Oleg Syromolotov, then Deputy Minister of Foreign Affairs of the Russian Federation, claimed in December 2022, “The USA plans to spend more than $11 billion next year on cyberattacks against undesirable governments. In the so-called ‘Ukrainian IT army,’ we are dealing not with homegrown hackers but with the full cyber power of the North Atlantic alliance, which is making relentless efforts to test Russia’s resilience ‘under the flag’ of pro-Ukrainian hacker groups.”

 

Similarly, in March 2024, Dmitry Gribkov, an aide to the Russian Security Council, warned Western officials that supporting the IT Army was akin to opening Pandora’s box, which would ultimately backfire against its “masters.”

 

Gribkov claimed that “Hacking experts are being trained in Ukraine and the Baltic states to carry out computer attacks on Russia’s information infrastructure.” He further emphasized that Ukrainian officials are openly involved in “mass cyberattacks on Russian information infrastructure facilities.”

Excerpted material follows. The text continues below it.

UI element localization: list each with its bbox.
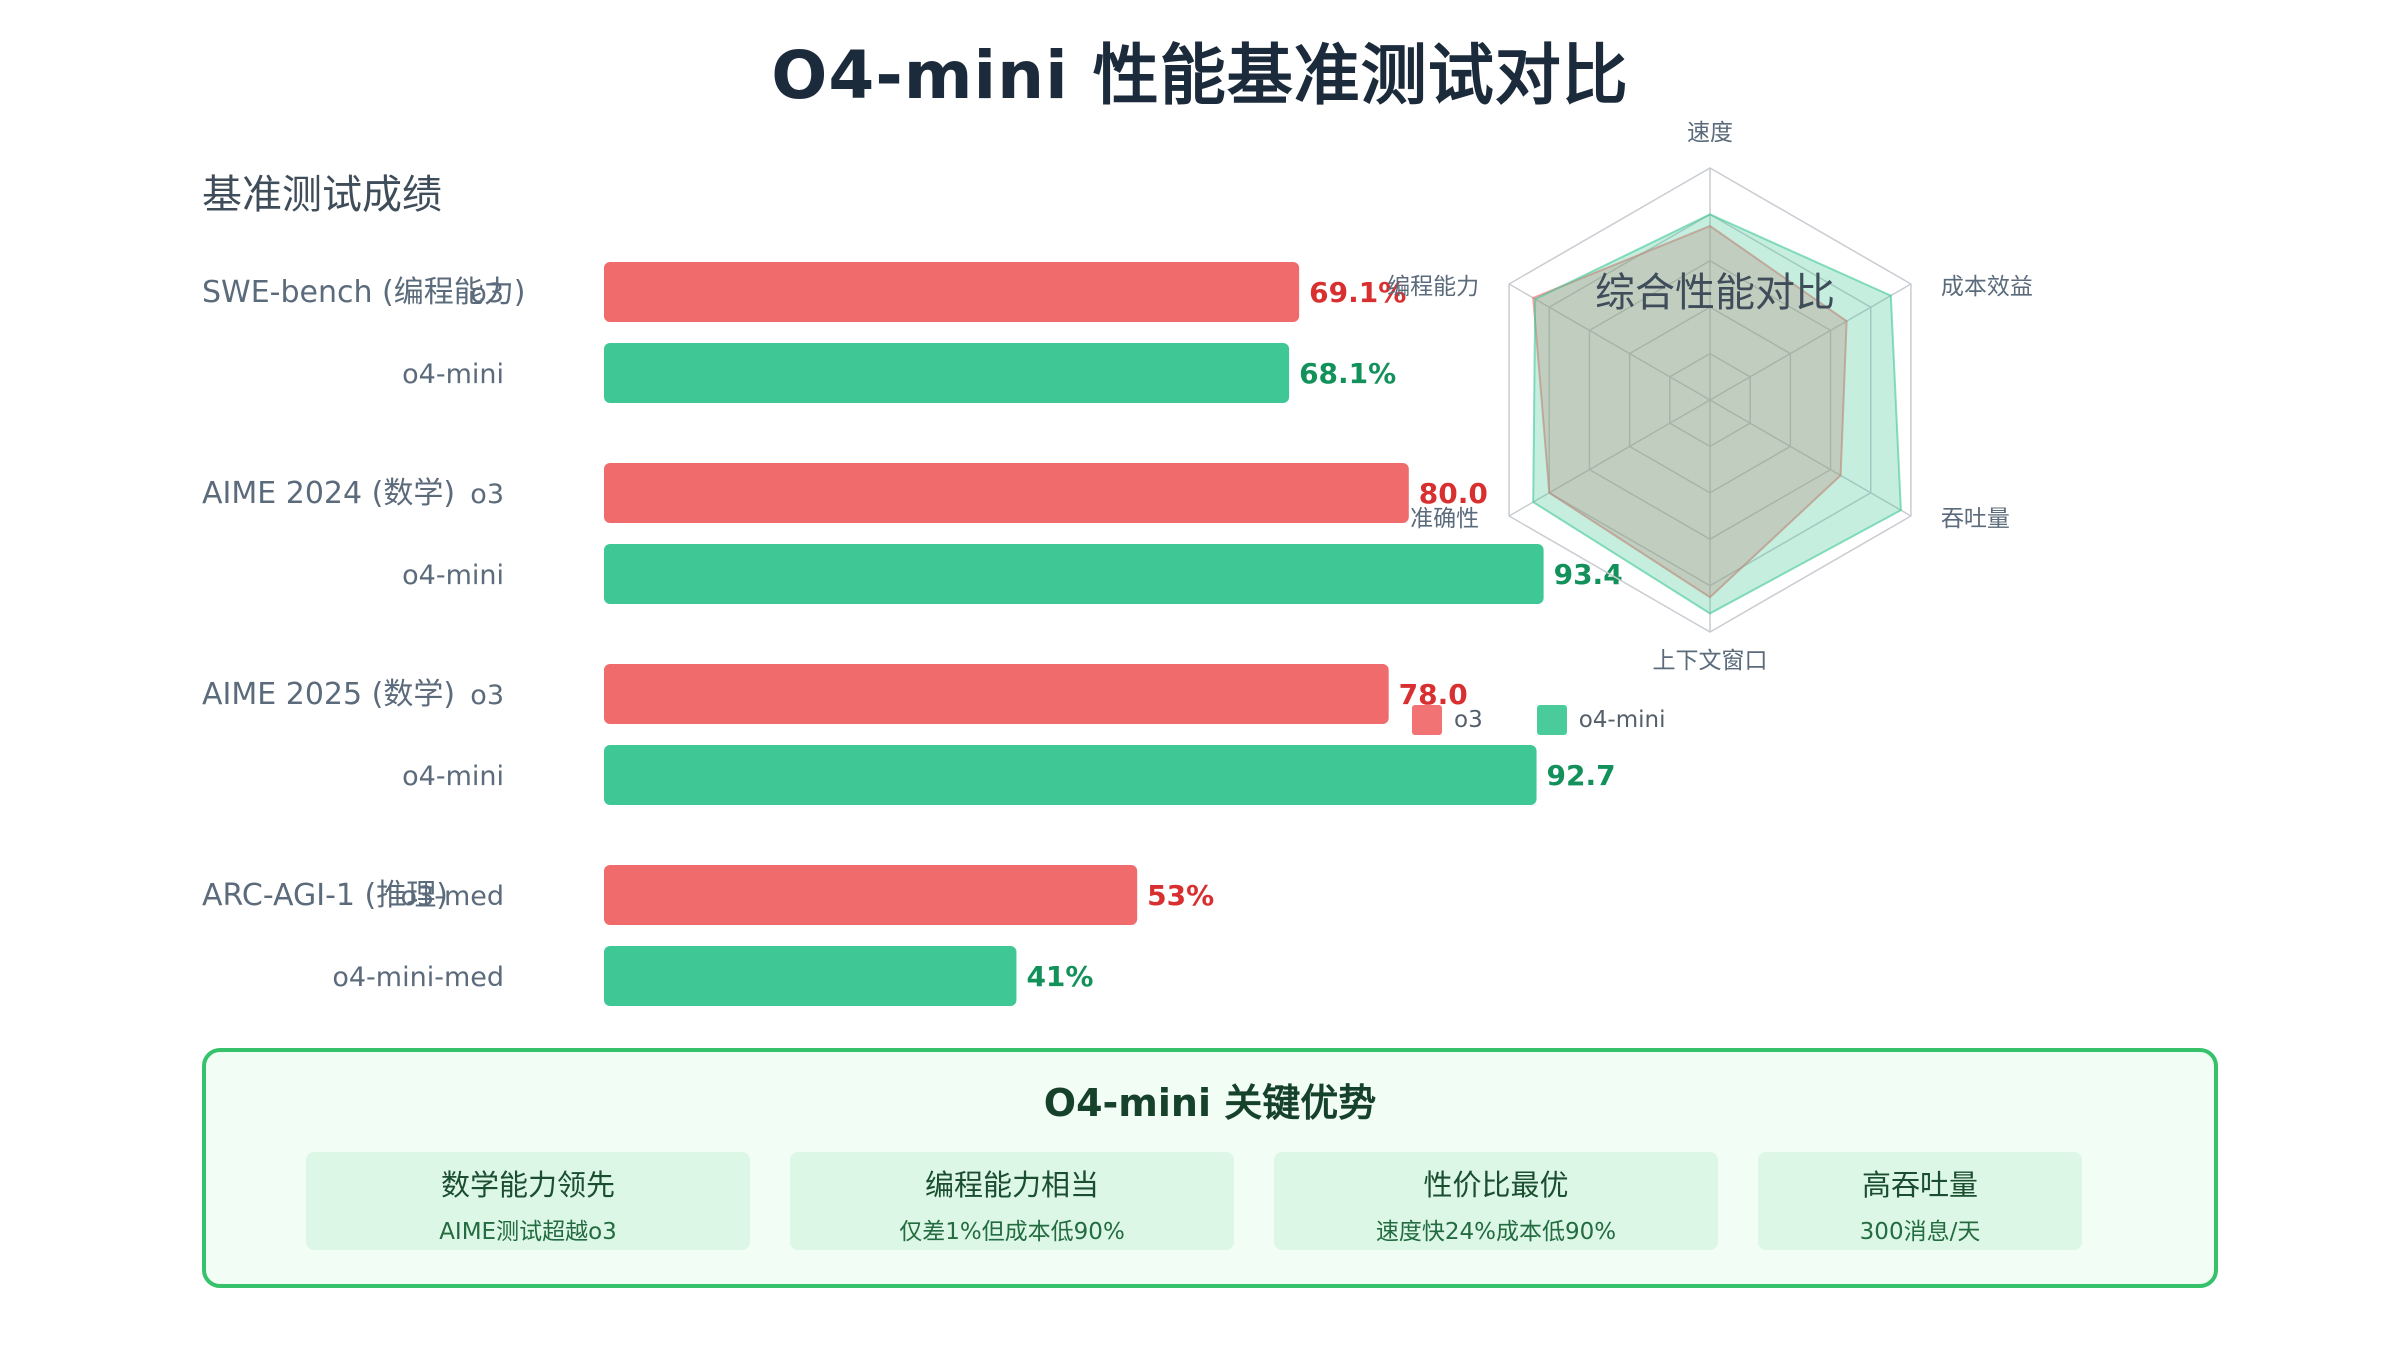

“If it was not so painful, the Russian security council wouldn’t be issuing statements on the IT Army,” said Ted.

Supporting the physical battlefield with the digital

While the war on the battlefield rages on, both sides continue to seek out opportunities to gain the upper hand. Ukraine’s hacker army is determined to help the Armed Forces of Ukraine prevail in battle. Ted, with a slight grin, noted that Ukrainian intelligence services reached out to him around the time Ukrainian drones began hitting Russian oil refineries. “We were asked at that time to help turn off CCTV in parts of Russia,” noted Ted.

As a result of this request, the IT Army of Ukraine began conducting cyber-attacks against Russian internet providers to disrupt video feeds around areas where Ukrainian drones were attacking. This disruption aimed to hinder Russia’s visibility of the drones and ensure mission success.

Ted is optimistic that the Ukrainian hacker army did end up playing an important role in supporting Ukrainian drone attacks in Russia. “We are just beginning to have a significant impact on Russia’s military,” said Ted.